Practical predefined-time control for stable and safe docking of fixed-wing receiver in aerial refueling

The docking phase of probe–drogue aerial refueling demands fast and reliable stabilization of a fixed-wing unmanned receiver under severe flowfield disturbances and strict safety envelopes. This paper proposes an integrated docking control framework that explicitly enforces attitude and actuator constraints while preserving the minimum-airspeed margin required by a lift-dependent fixed-wing receiver, and provides user-assigned design parameters that yield practical predefined-time residual-set guarantees. Based on a 6-DOF nonlinear receiver model, a constrained pitch/yaw attitude controller is developed by combining an asymmetric barrier Lyapunov function (ABLF) with a predefined-time command-filtered backstepping structure. A predefined-time disturbance observer is incorporated to estimate lumped nonlinear couplings and external disturbances, and a continuous saturation compensator is introduced to handle actuator limits, yielding practical predefined-time bounded tracking of the compensated attitude errors within prescribed asymmetric safety bounds. The physical pitch/yaw envelope satisfaction is further ensured through tightened command envelopes and bounded auxiliary states. For the outer loops, predefined-time nonsingular sliding-mode regulators are designed for airspeed and altitude. A thrust-mismatch auxiliary system preserves the affine error structure in the airspeed loop, whereas a software limiter and a physical pitch envelope ensure self-consistency of the altitude-to-pitch command chain under practical implementation.

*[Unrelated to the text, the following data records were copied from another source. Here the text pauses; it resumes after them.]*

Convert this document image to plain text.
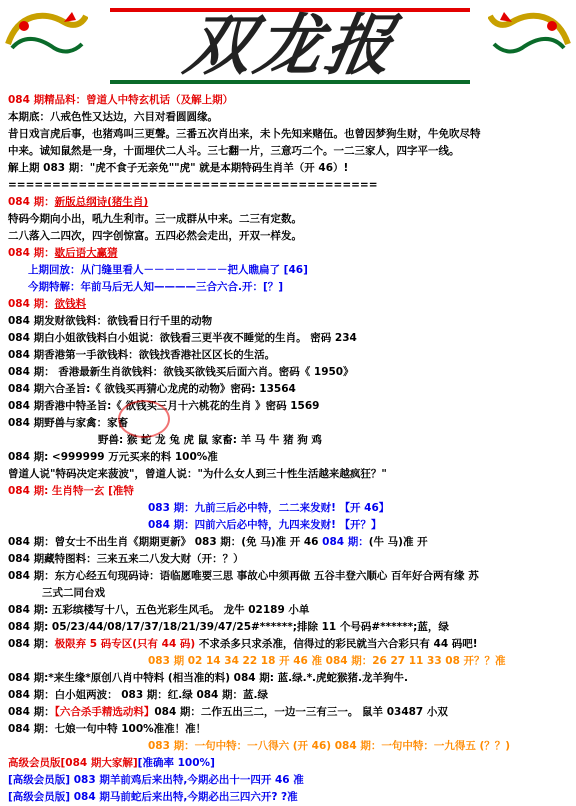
双龙报
084 期精品料：曾道人中特玄机话（及解上期）
本期底：八戒色性又达边，六目对看圆圆缘。
昔日戏言虎后事，也猪鸡叫三更聲。三番五次肖出来，未卜先知来赌伍。也曾因梦狗生财，牛免吹尽特
中来。诚知鼠然是一身，十面埋伏二人斗。三七翻一片，三意巧二个。一二三家人，四字平一线。
解上期 083 期："虎不食子无亲免""虎" 就是本期特码生肖羊（开 46）!
==========================================
084 期：新版总纲诗(猪生肖)
特码今期向小出，吼九生利市。三一成群从中来。二三有定数。
二八落入二四次，四字创惊富。五四必然会走出，开双一样发。
084 期：歇后语大赢猜
上期回放：从门缝里看人－－－－－－－－把人瞧扁了 [46]
今期特解：年前马后无人知————三合六合.开：[？]
084 期：欲钱料
084 期发财欲钱料：欲钱看日行千里的动物
084 期白小姐欲钱料白小姐说：欲钱看三更半夜不睡觉的生肖。 密码 234
084 期香港第一手欲钱料：欲钱找香港社区区长的生活。
084 期： 香港最新生肖欲钱料：欲钱买欲钱买后面六肖。密码《 1950》
084 期六合圣旨:《 欲钱买再猜心龙虎的动物》密码: 13564
084 期香港中特圣旨:《 欲钱买三月十六桃花的生肖 》密码 1569
084 期野兽与家禽：家畜
野兽: 猴 蛇 龙 兔 虎 鼠 家畜: 羊 马 牛 猪 狗 鸡
084 期: <999999 万元买来的料 100%准
曾道人说"特码决定来菠波"，曾道人说："为什么女人到三十性生活越来越疯狂？"
084 期: 生肖特一玄 [准特
083 期：九前三后必中特，二二来发财! 【开 46】
084 期：四前六后必中特，九四来发财! 【开？】
084 期：曾女士不出生肖《期期更新》 083 期：(免 马)准 开 46 084 期：(牛 马)准 开
084 期藏特图料：三来五来二八发大财（开：？）
084 期：东方心经五句现码诗：语临愿唯要三思 事故心中须再做 五谷丰登六顺心 百年好合两有缘 苏
三式二同台戏
084 期: 五彩缤楼写十八，五色光彩生风毛。 龙牛 02189 小单
084 期: 05/23/44/08/17/37/18/21/39/47/25#******;排除 11 个号码#******;蓝，绿
084 期：极限弃 5 码专区(只有 44 码) 不求杀多只求杀准，信得过的彩民就当六合彩只有 44 码吧!
083 期 02 14 34 22 18 开 46 准 084 期：26 27 11 33 08 开？？准
084 期:*来生缘*原创八肖中特料 (相当准的料) 084 期: 蓝.绿.*.虎蛇猴猪.龙羊狗牛.
084 期：白小姐两波： 083 期：红.绿 084 期：蓝.绿
084 期：【六合杀手精选动料】084 期：二作五出三二，一边一三有三一。 鼠羊 03487 小双
084 期：七娘一句中特 100%准准！准！
083 期：一句中特：一八得六 (开 46) 084 期：一句中特：一九得五 (？？)
高级会员版[084 期大家解][准确率 100%]
[高级会员版] 083 期羊前鸡后来出特,今期必出十一四开 46 准
[高级会员版] 084 期马前蛇后来出特,今期必出三四六开? ?准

To avoid step-command-induced overshoot and oscillations, nonlinear tracking differentiators generate smooth reference trajectories for altitude and heading, and a bounded lateral-directional following command is constructed to respect maneuverability limits. Rigorous analysis establishes the uniform boundedness of all closed-loop signals and derives explicit residual bounds with tunable time/accuracy tradeoffs. Nonlinear flight simulations under representative docking disturbances with explicitly reported disturbance forms demonstrate that the proposed controller achieves rapid convergence and high-precision tracking of the receiver states. In the reported cases, the compensated attitude errors remain strictly inside the designed safety bounds, and the input commands remain within their admissible ranges, supporting the framework’s robustness and practical applicability for automated aerial refueling docking tasks.